JAKARTA – Inflasi di Provinsi Sulawesi Utara melonjak tajam pada Maret 2025, dipicu oleh berakhirnya program diskon 50 persen tarif listrik yang berlaku selama dua bulan sebelumnya. Kenaikan ini menjadi salah satu penyumbang utama inflasi secara nasional, dengan angka inflasi bulan-ke-bulan (month to month/m-to-m) mencapai 2,65 persen, menjadikan Sulawesi Utara masuk dalam tiga besar provinsi dengan tingkat inflasi tertinggi di Indonesia pada bulan tersebut, Rabu, 9 April 2025.
Berdasarkan data resmi dari Badan Pusat Statistik (BPS) Provinsi Sulawesi Utara, komoditas energi, terutama tarif listrik, menjadi faktor dominan yang mendorong lonjakan indeks harga konsumen (IHK) di wilayah tersebut.
Tarif Listrik Sumbang Andil Tertinggi Inflasi
Kepala Bagian Umum BPS Provinsi Sulawesi Utara, Bhayu Prabowo, menjelaskan bahwa tarif listrik menyumbang andil inflasi sebesar 1,4 persen, menjadikannya sebagai komoditas penyumbang inflasi tertinggi pada bulan Maret 2025.
Seperti diketahui, selama Januari dan Februari 2025, pemerintah memberikan diskon tarif listrik sebesar 50 persen sebagai bagian dari kebijakan stimulus untuk menjaga daya beli masyarakat. Namun, program tersebut tidak diperpanjang hingga Maret, sehingga tagihan listrik rumah tangga dan bisnis melonjak kembali ke tarif normal.
Komoditas Pangan Juga Dorong Inflasi
Selain tarif listrik, sejumlah komoditas pangan turut berkontribusi terhadap kenaikan inflasi di Sulawesi Utara. Menurut data BPS, cabai rawit memberikan andil sebesar 0,26 persen, diikuti tomat sebesar 0,15 persen, serta ikan selar dan ikan cakalang masing-masing menyumbang 0,11 persen.
Kenaikan harga cabai dan tomat ini diduga disebabkan oleh berkurangnya pasokan akibat cuaca ekstrem dan gangguan distribusi dari daerah produsen. Sementara itu, naiknya harga ikan turut dipengaruhi oleh musim gelombang tinggi yang menyulitkan aktivitas nelayan di perairan Sulawesi Utara.
Daerah dengan Inflasi Tertinggi
Inflasi di Sulawesi Utara tidak merata, dengan beberapa daerah mencatatkan lonjakan harga yang lebih signifikan dibandingkan lainnya. BPS mencatat, Kota Kotamobagu menjadi daerah dengan inflasi tertinggi, mencapai 2,98 persen. Disusul oleh Kabupaten Minahasa Selatan (2,71 persen), Kabupaten Minahasa Utara (2,67 persen), dan Kota Manado (2,60 persen).
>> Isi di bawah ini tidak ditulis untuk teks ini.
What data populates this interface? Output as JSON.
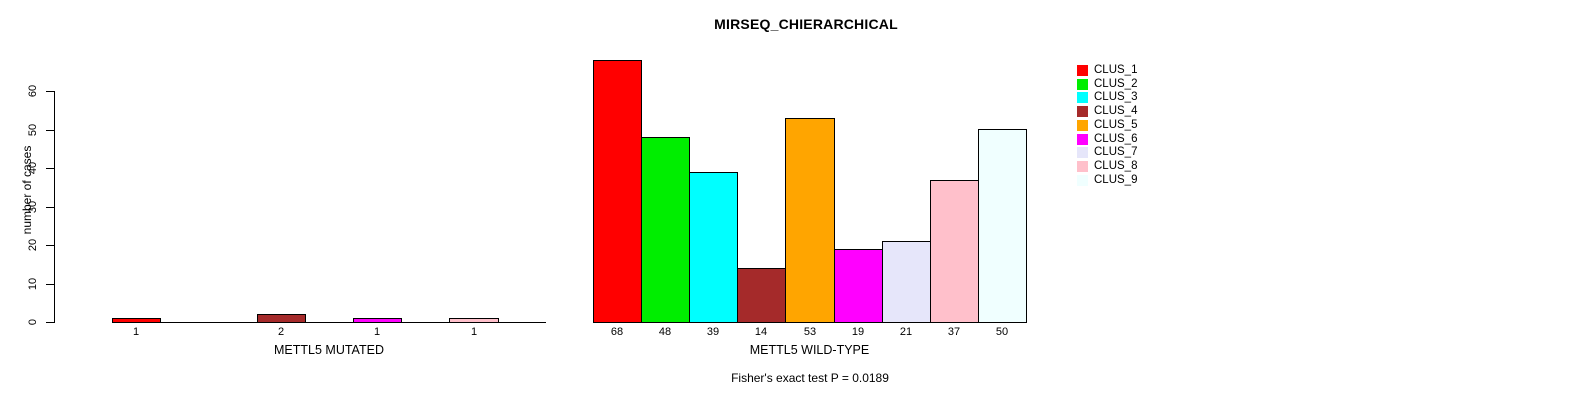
{
  "title": "MIRSEQ_CHIERARCHICAL",
  "footnote": "Fisher's exact test P = 0.0189",
  "y_axis": {
    "label": "number of cases",
    "ticks": [
      0,
      10,
      20,
      30,
      40,
      50,
      60
    ]
  },
  "legend": {
    "position": "right",
    "items": [
      {
        "label": "CLUS_1",
        "color": "#FF0000"
      },
      {
        "label": "CLUS_2",
        "color": "#00EE00"
      },
      {
        "label": "CLUS_3",
        "color": "#00FFFF"
      },
      {
        "label": "CLUS_4",
        "color": "#A52A2A"
      },
      {
        "label": "CLUS_5",
        "color": "#FFA500"
      },
      {
        "label": "CLUS_6",
        "color": "#FF00FF"
      },
      {
        "label": "CLUS_7",
        "color": "#E6E6FA"
      },
      {
        "label": "CLUS_8",
        "color": "#FFC0CB"
      },
      {
        "label": "CLUS_9",
        "color": "#F0FFFF"
      }
    ]
  },
  "chart_data": [
    {
      "type": "bar",
      "xlabel": "METTL5 MUTATED",
      "ylabel": "number of cases",
      "ylim": [
        0,
        60
      ],
      "grid": false,
      "categories": [
        "CLUS_1",
        "CLUS_2",
        "CLUS_3",
        "CLUS_4",
        "CLUS_5",
        "CLUS_6",
        "CLUS_7",
        "CLUS_8",
        "CLUS_9"
      ],
      "values": [
        1,
        0,
        0,
        2,
        0,
        1,
        0,
        1,
        0
      ],
      "bar_labels": [
        "1",
        "",
        "",
        "2",
        "",
        "1",
        "",
        "1",
        ""
      ],
      "colors": [
        "#FF0000",
        "#00EE00",
        "#00FFFF",
        "#A52A2A",
        "#FFA500",
        "#FF00FF",
        "#E6E6FA",
        "#FFC0CB",
        "#F0FFFF"
      ]
    },
    {
      "type": "bar",
      "xlabel": "METTL5 WILD-TYPE",
      "ylabel": "number of cases",
      "ylim": [
        0,
        60
      ],
      "grid": false,
      "categories": [
        "CLUS_1",
        "CLUS_2",
        "CLUS_3",
        "CLUS_4",
        "CLUS_5",
        "CLUS_6",
        "CLUS_7",
        "CLUS_8",
        "CLUS_9"
      ],
      "values": [
        68,
        48,
        39,
        14,
        53,
        19,
        21,
        37,
        50
      ],
      "bar_labels": [
        "68",
        "48",
        "39",
        "14",
        "53",
        "19",
        "21",
        "37",
        "50"
      ],
      "colors": [
        "#FF0000",
        "#00EE00",
        "#00FFFF",
        "#A52A2A",
        "#FFA500",
        "#FF00FF",
        "#E6E6FA",
        "#FFC0CB",
        "#F0FFFF"
      ]
    }
  ]
}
Peningkatan harga di daerah-daerah tersebut sebagian besar disebabkan oleh konsumsi rumah tangga yang tinggi pasca libur panjang dan peningkatan permintaan terhadap barang-barang pokok.
Daging Babi Jadi Penahan Inflasi
Menariknya, di tengah lonjakan harga kebutuhan pokok dan energi, beberapa komoditas justru memberikan andil negatif atau menahan laju inflasi. BPS menyebutkan bahwa daging babi menjadi komoditas penahan inflasi terbesar, dengan kontribusi menurunkan inflasi sebesar 0,07 persen.
Penurunan harga daging babi ini diperkirakan karena stok yang mencukupi serta berkurangnya permintaan pasca perayaan Tahun Baru Imlek yang biasanya meningkatkan konsumsi komoditas tersebut.
Dampak terhadap Ekonomi Regional
Kenaikan inflasi yang cukup tinggi ini berpotensi memberikan tekanan terhadap daya beli masyarakat, terutama golongan berpenghasilan rendah yang paling terdampak oleh kenaikan tarif listrik dan harga pangan. Pemerintah daerah diminta untuk segera melakukan langkah-langkah stabilisasi harga dan mengkaji ulang kebijakan subsidi untuk kelompok rentan.
Dengan inflasi yang cukup tinggi ini, para ekonom mengingatkan perlunya penguatan koordinasi antara pemerintah pusat dan daerah, khususnya dalam hal distribusi logistik dan pengendalian harga komoditas strategis.